Scott Sanders: We shot it in Ladera Heights. A lot of old seventy year old black people whose houses haven't changed for thirty of forty years.
Nick Nunziata: You drive through some areas and it's scarily a step back in time.
Michael Jai White: The same.
Scott Sanders: Honey Bee's brothel literally came from walking through a neighborhood and knocking on a door. We walked in and were like 'whew this is great'. A preacher owned that house and we were shooting a brothel. We shot the pictures of Richard Nixon in lingerie. The preacher's like 'what did I sign up for?'.
Nick Nunziata: I'm sure he'll be very proud. After all, you're a Sundance darling. So, you don't what we can expect from the DVD yet?
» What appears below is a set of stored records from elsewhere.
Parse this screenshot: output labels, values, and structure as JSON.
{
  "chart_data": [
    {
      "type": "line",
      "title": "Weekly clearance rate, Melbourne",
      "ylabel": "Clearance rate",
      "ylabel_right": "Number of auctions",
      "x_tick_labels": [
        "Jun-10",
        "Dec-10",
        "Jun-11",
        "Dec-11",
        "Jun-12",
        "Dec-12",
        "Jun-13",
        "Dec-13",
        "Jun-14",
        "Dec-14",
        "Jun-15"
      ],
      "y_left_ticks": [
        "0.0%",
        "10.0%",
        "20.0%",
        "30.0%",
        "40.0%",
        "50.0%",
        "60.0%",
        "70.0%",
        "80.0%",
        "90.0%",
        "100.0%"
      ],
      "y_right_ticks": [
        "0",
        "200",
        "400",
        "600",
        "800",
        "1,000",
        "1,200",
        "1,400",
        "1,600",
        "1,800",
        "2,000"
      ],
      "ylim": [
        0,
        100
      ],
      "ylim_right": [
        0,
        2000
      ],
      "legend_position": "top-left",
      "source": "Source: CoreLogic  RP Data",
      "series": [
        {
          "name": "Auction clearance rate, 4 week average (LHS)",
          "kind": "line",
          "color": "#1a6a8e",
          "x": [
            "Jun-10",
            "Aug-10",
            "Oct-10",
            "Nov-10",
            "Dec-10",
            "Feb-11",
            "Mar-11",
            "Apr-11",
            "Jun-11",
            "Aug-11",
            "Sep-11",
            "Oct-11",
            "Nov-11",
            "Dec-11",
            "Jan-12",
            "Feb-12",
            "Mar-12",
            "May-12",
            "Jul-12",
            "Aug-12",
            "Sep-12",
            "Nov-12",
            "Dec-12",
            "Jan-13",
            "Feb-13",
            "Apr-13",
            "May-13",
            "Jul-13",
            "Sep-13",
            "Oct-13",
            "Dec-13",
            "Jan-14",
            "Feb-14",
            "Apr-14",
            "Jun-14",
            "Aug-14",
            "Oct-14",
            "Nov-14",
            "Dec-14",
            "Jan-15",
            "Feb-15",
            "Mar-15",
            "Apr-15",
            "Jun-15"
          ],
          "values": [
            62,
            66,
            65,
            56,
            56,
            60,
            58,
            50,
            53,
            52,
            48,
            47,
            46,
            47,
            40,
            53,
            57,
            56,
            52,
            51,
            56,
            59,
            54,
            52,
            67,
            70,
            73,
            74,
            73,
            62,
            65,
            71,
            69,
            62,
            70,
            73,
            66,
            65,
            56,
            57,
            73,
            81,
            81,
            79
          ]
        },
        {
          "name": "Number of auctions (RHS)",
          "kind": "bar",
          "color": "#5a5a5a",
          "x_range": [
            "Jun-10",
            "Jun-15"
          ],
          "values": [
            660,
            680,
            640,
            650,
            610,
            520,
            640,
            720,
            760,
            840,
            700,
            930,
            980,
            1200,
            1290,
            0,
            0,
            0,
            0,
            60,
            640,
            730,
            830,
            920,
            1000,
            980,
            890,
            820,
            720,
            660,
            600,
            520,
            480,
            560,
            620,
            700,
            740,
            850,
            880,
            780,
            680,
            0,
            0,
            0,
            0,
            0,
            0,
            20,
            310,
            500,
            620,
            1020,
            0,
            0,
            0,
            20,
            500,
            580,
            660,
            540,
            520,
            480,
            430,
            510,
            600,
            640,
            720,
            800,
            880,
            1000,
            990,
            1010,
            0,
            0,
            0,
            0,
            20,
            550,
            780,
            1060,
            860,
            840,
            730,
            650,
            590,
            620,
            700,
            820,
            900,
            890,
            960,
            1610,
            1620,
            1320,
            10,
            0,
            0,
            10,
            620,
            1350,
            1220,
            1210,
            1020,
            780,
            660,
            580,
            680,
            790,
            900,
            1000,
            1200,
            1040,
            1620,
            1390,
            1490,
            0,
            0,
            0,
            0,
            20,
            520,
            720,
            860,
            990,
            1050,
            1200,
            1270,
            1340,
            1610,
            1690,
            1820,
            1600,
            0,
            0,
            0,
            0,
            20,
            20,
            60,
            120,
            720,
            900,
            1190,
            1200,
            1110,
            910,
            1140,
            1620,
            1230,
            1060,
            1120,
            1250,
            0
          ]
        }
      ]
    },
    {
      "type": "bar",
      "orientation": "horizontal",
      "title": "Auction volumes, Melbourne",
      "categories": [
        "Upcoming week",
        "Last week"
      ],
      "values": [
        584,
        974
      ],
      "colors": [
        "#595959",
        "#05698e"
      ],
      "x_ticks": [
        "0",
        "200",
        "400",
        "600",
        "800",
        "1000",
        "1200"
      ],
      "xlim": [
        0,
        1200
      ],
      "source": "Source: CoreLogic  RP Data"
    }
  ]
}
Scott Sanders: We're still working it out. We haven't stopped making viral videos. We've been releasing stuff. Cut scenes. Hopefully that stuff will be on there. We have a ten minute cut. The whole kung fu banquet.
Nick Nunziata: You see snips of it.
Scott Sanders: Snips of it, yeah. That whole scenario is now part of a song, the whole 'cleaning up the streets' montage. That was ten minutes of stuff.
Nick Nunziata: That's what the DVD is for. You can reach your audience on a more personal level. This generation is so tied to that, they'll digest all of that. I'm sure the studio sees that. I can't wait...
[Dena, our local rep who handled the event then stepped in after being patient and finally had to cut us off]
Nick Nunziata: Yeah yeah, whatever!
Michael Jai White: Here comes the big hook!